Rights after a Foreclosure Sale

A lot of foreclosure related cases are making their way through the courts right now,. The latest appellate decision concerns what rights a foreclosed upon borrower retains after a foreclosure sale. In general the right to stop the sale must be exercised prior to the sale taking place, and will often require the payment of a bond that the borrower may or may not be able to afford. However, rights to claim money damages generally survive the sale. The nature of the loan, residential or commercial, also affect these rights
The decision in Frizzell v. Murray was issued this week by the Supreme Court of Washington. The court decided that the borrower waived her right to have the sale enjoined by not filing the bond ordered by the court. However, the court left open the question of whether the Plaintiff retained a right to damages. This right was dependent on whether the loan was commercial or residential. The court did make clear that a lender merely labeling a loan “commercial”, when the borrower resides on the property, doesn’t necessarily make it so.

Is Your Loan Guaranty Worth the Paper it is Printed On?

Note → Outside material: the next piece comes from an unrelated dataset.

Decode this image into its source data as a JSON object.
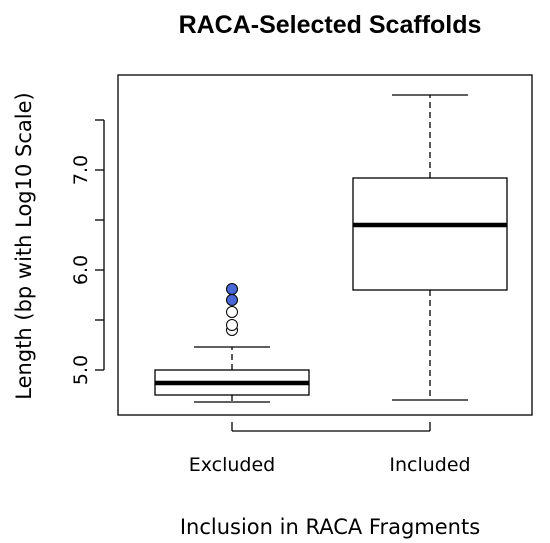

Maybe not, under a case issued yesterday by the Washington Division II Court of Appeals. The case is First Citizens Bank v. Cornerstone Homes & Development and Daniel L. Allison and Jeanne Allison, No. 43619-1-II. Cornerstone Homes was a developer and had taken out several loans, secured by various parcels of real property. The Allisons were the principals of Cornerstone and had signed a blanket personal guaranty prior to the issuance of the loans. First Citizens Bank was the successor in interest to the original lender, who had been shut down by the FDIC.

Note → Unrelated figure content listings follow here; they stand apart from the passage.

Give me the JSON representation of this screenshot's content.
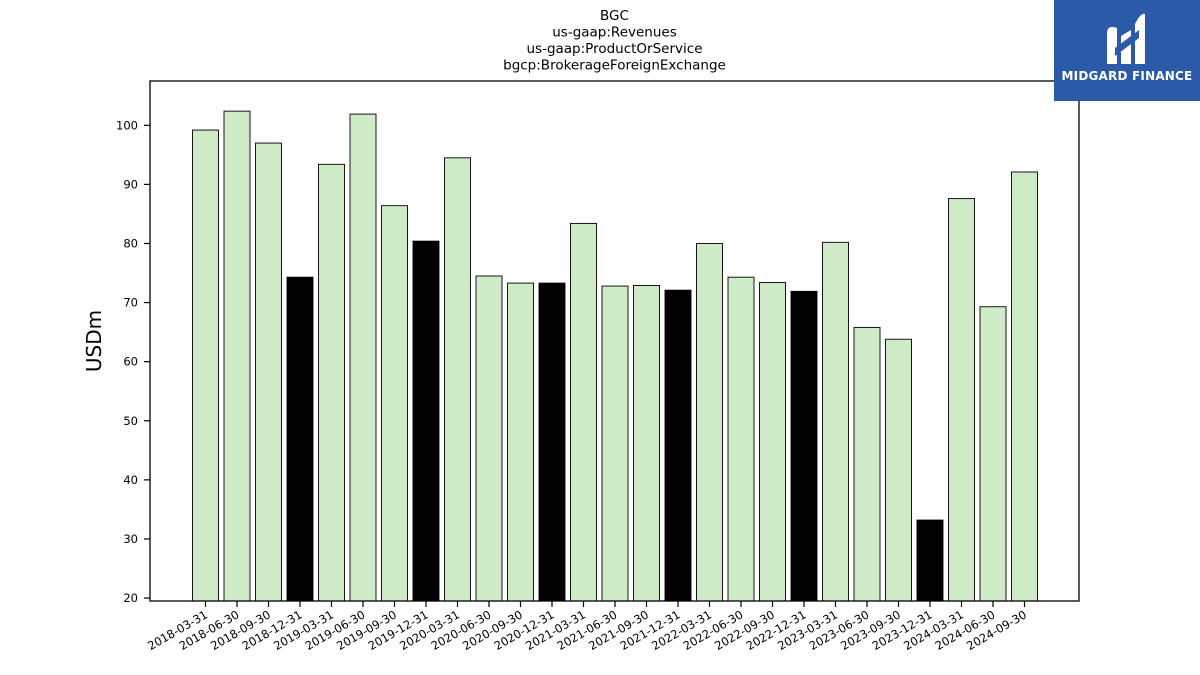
{
  "chart_data": {
    "type": "bar",
    "title_lines": [
      "BGC",
      "us-gaap:Revenues",
      "us-gaap:ProductOrService",
      "bgcp:BrokerageForeignExchange"
    ],
    "xlabel": "",
    "ylabel": "USDm",
    "ylim": [
      19.5,
      107.5
    ],
    "yticks": [
      20,
      30,
      40,
      50,
      60,
      70,
      80,
      90,
      100
    ],
    "categories": [
      "2018-03-31",
      "2018-06-30",
      "2018-09-30",
      "2018-12-31",
      "2019-03-31",
      "2019-06-30",
      "2019-09-30",
      "2019-12-31",
      "2020-03-31",
      "2020-06-30",
      "2020-09-30",
      "2020-12-31",
      "2021-03-31",
      "2021-06-30",
      "2021-09-30",
      "2021-12-31",
      "2022-03-31",
      "2022-06-30",
      "2022-09-30",
      "2022-12-31",
      "2023-03-31",
      "2023-06-30",
      "2023-09-30",
      "2023-12-31",
      "2024-03-31",
      "2024-06-30",
      "2024-09-30"
    ],
    "values": [
      99.2,
      102.4,
      97.0,
      74.3,
      93.4,
      101.9,
      86.4,
      80.4,
      94.5,
      74.5,
      73.3,
      73.3,
      83.4,
      72.8,
      72.9,
      72.1,
      80.0,
      74.3,
      73.4,
      71.9,
      80.2,
      65.8,
      63.8,
      33.2,
      87.6,
      69.3,
      92.1
    ],
    "colors": {
      "quarter": "#cfeac6",
      "year_end": "#000000",
      "edge": "#000000"
    },
    "grid": false,
    "legend": "none"
  },
  "logo": {
    "text": "MIDGARD FINANCE",
    "background": "#2b5aa9"
  }
}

It is very common in a commercial setting or when the borrower is a entity to have someone involved sign a personal guaranty. Since Washington is a non deficiency state, a borrower is not liable for any deficiency after a nonjudicial foreclosure. The idea of personal guaranties is to provide some recourse to a lender who nonjudicially forecloses, but does not receive the full amount of the loan at the foreclosure sale. The problem for the bank in the First Citizens case was that the Deeds of Trust contained language stating that they were “[g]iven to secure (A) Payment of the indebtedness and (B) performance of ANY AND ALL OBLIGATIONS under the note, THE RELATED DOCUMENTS, and the deeds of trust.” “Related Documents” was defined to include guaranties. The guaranty itself also included the “related documents” language, and defined the term to include deeds of trust.

The court held that because of this language, the anti deficiency statute (RCW 61.24.100) applied. This statue categorically prohibits a deficiency judgment against any borrower or guarantor following a nonjudicial foreclosure, except for certain exceptions in the case of commercial loans. One such exception is that a deficiency can be obtained against a guarantor if that obligation was not secured by the deed of trust. Because of the above noted language in both the guaranty and the Deed of Trust, the court found that the guaranty WAS secured by the deed of trust. Therefore, no deficiency was available.

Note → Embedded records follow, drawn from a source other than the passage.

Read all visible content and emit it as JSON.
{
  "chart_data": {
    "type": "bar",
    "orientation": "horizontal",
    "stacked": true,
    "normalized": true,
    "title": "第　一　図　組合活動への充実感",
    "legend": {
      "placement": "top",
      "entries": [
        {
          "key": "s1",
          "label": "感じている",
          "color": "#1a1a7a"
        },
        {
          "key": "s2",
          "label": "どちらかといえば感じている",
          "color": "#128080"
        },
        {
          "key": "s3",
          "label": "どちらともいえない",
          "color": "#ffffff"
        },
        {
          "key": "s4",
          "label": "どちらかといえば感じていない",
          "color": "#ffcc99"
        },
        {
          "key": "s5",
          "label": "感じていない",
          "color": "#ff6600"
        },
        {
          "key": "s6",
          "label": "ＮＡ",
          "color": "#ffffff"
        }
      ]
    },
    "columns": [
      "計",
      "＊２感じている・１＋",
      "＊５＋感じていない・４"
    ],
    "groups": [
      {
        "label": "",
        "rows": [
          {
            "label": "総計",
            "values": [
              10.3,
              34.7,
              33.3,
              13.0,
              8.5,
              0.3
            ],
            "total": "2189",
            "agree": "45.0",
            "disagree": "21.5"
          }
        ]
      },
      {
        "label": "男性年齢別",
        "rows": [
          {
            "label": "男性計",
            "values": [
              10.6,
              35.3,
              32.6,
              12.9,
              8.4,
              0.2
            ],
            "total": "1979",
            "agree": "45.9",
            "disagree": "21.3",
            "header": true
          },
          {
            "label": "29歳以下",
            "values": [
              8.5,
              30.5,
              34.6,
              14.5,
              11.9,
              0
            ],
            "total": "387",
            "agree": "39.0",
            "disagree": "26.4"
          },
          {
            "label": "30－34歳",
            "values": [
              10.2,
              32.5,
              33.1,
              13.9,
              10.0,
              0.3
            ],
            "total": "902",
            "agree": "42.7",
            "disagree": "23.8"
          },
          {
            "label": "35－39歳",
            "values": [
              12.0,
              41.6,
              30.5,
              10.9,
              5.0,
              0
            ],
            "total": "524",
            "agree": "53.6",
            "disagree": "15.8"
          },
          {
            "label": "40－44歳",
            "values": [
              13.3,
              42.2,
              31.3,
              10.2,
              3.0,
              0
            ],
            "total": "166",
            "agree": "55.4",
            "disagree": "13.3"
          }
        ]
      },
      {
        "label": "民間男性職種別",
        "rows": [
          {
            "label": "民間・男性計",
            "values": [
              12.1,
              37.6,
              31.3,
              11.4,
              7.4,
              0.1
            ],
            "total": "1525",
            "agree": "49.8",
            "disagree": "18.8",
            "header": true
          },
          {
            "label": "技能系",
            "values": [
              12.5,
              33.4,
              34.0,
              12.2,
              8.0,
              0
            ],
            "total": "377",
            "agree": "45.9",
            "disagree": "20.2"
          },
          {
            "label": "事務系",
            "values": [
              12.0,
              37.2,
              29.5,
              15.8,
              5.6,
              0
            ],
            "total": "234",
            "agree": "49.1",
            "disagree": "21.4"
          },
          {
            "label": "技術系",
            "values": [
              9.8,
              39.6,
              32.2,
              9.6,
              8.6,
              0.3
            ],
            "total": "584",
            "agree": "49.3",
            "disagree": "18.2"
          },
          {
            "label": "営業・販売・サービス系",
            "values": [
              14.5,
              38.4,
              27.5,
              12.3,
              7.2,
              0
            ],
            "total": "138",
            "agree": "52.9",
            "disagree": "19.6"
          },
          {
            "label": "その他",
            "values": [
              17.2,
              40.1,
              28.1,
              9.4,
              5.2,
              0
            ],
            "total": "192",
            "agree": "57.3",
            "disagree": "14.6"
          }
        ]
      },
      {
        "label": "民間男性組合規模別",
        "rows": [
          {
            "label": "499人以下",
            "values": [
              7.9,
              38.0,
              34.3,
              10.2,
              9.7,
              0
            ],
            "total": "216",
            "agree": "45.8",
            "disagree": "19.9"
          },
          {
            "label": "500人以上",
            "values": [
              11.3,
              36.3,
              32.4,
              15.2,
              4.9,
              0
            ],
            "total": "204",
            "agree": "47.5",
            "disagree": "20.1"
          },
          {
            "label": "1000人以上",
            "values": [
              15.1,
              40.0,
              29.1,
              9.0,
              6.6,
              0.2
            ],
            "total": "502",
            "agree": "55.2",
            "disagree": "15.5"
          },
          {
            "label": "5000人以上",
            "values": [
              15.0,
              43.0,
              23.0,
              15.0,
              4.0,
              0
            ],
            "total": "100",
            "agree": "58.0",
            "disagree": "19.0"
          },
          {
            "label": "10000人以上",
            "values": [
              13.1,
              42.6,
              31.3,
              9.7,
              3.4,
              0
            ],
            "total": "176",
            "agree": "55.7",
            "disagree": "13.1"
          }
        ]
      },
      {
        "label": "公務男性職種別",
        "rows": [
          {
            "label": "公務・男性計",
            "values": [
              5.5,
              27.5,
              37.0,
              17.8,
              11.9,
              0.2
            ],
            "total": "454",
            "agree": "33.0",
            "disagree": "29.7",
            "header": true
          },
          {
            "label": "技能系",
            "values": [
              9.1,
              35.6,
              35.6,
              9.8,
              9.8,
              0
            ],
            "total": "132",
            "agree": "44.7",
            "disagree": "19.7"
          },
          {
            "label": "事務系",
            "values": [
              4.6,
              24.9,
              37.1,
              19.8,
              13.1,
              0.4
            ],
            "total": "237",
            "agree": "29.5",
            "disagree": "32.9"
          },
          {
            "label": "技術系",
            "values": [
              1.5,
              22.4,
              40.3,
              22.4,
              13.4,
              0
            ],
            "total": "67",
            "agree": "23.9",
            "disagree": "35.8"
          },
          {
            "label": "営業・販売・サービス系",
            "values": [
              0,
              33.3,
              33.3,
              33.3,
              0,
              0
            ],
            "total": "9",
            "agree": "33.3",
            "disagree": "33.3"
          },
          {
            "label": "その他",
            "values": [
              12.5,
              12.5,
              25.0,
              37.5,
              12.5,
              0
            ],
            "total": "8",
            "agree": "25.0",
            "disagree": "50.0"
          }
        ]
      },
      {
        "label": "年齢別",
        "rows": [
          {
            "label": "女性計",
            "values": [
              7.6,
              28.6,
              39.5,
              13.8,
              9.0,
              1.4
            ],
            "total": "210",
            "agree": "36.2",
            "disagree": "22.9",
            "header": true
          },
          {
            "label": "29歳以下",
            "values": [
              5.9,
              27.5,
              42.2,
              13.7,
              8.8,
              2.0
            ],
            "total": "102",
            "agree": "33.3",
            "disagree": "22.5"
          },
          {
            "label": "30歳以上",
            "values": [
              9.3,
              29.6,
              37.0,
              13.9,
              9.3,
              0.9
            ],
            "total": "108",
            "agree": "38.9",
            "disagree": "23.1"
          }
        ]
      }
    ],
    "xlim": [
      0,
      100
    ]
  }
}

The problematic language in this case, or very similar language, is not uncommon in commercial guaranties and deeds of trust that I have reviewed in my practice. The legislature has imposed a lot of new requirements for residential nonjudicial foreclosures in the last few years, but has not addressed commercial foreclosures. My guess is that after this case, we will be seeing a lot more judicial foreclosures on commercial loans, an added expense and burden to lenders. Since the deficiency in Cornerstone was over four million dollars, I also imagine the case will be appealed to the Washington Supreme Court.